Brevibacillus brevis

Scientific classification
- Domain: Bacteria
- Kingdom: Bacillati
- Phylum: Bacillota
- Class: Bacilli
- Order: Caryophanales
- Family: Brevibacillaceae
- Genus: Brevibacillus
- Species: B. brevis
- Binomial name: Brevibacillus brevis (Migula 1900) Shida et al. 1996
- Type strain: ATCC 8246; BCRC 14682; CCM 2050; CCRC 14682; CCUG 7413; CIP 52.86; DSM 30; HAMBI 1883; IFO 15304; JCM 2503; LMG 7123; NBIMCC 2211; NBRC 15304; NCCB 48009; NCIB 9372; NCIMB 9372; NCTC 2611; NRRL B-14602; NRRL NRS-604; VKM B-503
- Synonyms: Bacillus brevis Migula 1900;

= Brevibacillus brevis =

- Authority: (Migula 1900) Shida et al. 1996

Species of bacterium

Brevibacillus brevis (formerly known as Bacillus brevis) is a Gram-positive, aerobic, motile, spore-forming, rod-shaped bacterium commonly found in soil, air, water, and decaying matter.
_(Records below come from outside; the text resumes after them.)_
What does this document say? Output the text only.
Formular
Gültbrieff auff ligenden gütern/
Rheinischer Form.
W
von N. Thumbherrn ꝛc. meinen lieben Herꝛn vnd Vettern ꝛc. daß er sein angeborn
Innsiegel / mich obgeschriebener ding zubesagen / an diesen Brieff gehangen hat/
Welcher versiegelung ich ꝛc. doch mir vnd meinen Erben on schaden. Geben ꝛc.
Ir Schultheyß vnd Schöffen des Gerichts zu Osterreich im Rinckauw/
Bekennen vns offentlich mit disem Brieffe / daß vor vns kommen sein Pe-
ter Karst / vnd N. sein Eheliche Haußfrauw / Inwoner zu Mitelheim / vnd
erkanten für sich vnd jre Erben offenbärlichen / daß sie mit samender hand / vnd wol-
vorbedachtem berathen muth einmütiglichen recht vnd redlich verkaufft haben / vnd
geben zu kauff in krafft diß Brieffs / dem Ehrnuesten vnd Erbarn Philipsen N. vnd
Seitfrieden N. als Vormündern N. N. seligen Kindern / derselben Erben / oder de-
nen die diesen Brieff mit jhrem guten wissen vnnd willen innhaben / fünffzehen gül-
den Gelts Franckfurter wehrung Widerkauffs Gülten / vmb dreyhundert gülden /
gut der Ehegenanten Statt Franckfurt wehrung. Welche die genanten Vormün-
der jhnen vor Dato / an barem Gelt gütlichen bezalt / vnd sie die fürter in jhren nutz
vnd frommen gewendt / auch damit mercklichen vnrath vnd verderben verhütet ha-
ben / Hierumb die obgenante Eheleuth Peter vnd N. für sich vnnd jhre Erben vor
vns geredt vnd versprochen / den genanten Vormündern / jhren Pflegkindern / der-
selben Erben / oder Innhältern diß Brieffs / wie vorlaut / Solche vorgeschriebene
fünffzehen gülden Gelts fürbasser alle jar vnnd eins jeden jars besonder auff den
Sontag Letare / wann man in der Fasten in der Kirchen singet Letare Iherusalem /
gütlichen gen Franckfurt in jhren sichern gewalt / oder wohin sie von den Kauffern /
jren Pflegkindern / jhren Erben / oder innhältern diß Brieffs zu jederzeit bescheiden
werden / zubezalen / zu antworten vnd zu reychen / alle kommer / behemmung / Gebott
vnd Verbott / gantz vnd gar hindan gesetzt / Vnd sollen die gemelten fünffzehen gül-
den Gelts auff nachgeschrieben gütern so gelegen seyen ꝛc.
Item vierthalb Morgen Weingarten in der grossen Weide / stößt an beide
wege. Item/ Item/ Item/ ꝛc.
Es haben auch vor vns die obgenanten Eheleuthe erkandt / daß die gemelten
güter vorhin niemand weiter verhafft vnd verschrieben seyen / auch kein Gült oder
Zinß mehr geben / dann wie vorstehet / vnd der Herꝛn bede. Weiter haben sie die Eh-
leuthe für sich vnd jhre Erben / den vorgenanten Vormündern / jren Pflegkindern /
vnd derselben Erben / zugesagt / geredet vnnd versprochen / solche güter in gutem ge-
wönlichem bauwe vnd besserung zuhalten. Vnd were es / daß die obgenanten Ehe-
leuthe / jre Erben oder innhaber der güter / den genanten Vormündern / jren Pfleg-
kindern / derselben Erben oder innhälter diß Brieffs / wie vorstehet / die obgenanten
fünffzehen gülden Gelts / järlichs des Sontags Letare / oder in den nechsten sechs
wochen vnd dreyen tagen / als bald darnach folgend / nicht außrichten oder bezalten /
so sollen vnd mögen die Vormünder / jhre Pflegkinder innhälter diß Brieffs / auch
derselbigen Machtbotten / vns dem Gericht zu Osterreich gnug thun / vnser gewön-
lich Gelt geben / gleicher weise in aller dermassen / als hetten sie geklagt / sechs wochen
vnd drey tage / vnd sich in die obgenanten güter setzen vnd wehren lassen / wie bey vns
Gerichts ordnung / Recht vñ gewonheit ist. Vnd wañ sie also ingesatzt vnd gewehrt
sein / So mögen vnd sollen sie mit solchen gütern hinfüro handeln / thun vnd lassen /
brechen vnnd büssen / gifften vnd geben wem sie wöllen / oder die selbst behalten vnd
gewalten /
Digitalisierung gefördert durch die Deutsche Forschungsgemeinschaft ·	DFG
It is rarely associated with infectious diseases. The antibiotics gramicidin and tyrocidine were first isolated from it.

Brevibacillus brevis is catalase positive, amylase negative, casein negative, gelatinase positive, and indole negative; most strains are citrate users. Some strains are capable of oxidizing carbon monoxide aerobically. Optimal growth occurs at 35 °C to 55 °C.